AWS Database Best Practices: RDS, DynamoDB, and ElastiCache Guide

Master AWS database selection and architecture. Learn RDS engine selection, DynamoDB modeling, ElastiCache patterns, read replicas, multi-AZ deployments, and database migration strategies.

12 min read
By CloudBridgeHub

Technical TL;DR


Database = Application Heart. Wrong choice = re-architecture.


Key takeaways:

  • **RDS for relational** (MySQL, PostgreSQL, SQL Server, Oracle, MariaDB, Aurora)
  • **DynamoDB for NoSQL** (single-digit ms latency, unlimited scale)
  • **ElastiCache for caching** (Redis, Memcached)
  • **Multi-AZ for HA** (automatic failover, synchronous replication)
  • **Read Replicas for scaling reads** (asynchronous, eventual consistency)
  • **Aurora for cloud-native** (5x MySQL performance, auto-storage)

  • ---


    1. Database Selection Framework


    1.1 Relational vs. NoSQL Decision


    Start with relational (RDS).
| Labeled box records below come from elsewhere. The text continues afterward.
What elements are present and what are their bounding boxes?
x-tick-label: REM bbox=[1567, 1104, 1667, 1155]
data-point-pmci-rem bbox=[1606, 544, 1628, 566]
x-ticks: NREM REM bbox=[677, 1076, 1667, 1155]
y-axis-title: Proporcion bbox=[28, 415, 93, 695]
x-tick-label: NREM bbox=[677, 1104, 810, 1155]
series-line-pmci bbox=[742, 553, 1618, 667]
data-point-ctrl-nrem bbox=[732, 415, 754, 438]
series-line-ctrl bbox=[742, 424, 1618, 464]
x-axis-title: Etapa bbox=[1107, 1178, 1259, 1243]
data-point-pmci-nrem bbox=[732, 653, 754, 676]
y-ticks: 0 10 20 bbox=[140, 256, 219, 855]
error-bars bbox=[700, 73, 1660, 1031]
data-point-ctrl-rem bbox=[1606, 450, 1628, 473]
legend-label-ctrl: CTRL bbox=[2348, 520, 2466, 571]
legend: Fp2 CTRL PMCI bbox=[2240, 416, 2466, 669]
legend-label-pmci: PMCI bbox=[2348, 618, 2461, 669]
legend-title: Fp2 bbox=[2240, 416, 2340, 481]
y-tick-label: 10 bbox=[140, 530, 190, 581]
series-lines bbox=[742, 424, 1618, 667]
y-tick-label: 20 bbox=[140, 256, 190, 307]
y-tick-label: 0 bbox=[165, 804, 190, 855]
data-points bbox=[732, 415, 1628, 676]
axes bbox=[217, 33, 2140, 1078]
Only use NoSQL if specific requirements demand it.


    | Requirement | RDS (Relational) | DynamoDB (NoSQL) |

    |-------------|------------------|------------------|

    | **Structured data, fixed schema** | ✅ Best Choice | ❌ Not designed for |

    | **Complex joins, transactions** | ✅ ACID compliant | ❌ No joins |

    | **Ad-hoc queries, BI tools** | ✅ SQL standard | ❌ No query language |

    | **Single-digit ms latency at any scale** | ❌ Performance degrades | ✅ Consistent performance |

    | **Simple access patterns (key-value)** | ⚠️ Overkill | ✅ Optimized for |

    | **Auto-scaling writes** | ❌ Manual scaling | ✅ Unlimited scale |

    | **Eventual consistency acceptable** | ⚠️ Can be configured | ✅ Default behavior |


    1.2 RDS Engine Selection


    Choose the right RDS engine based on requirements and team skills.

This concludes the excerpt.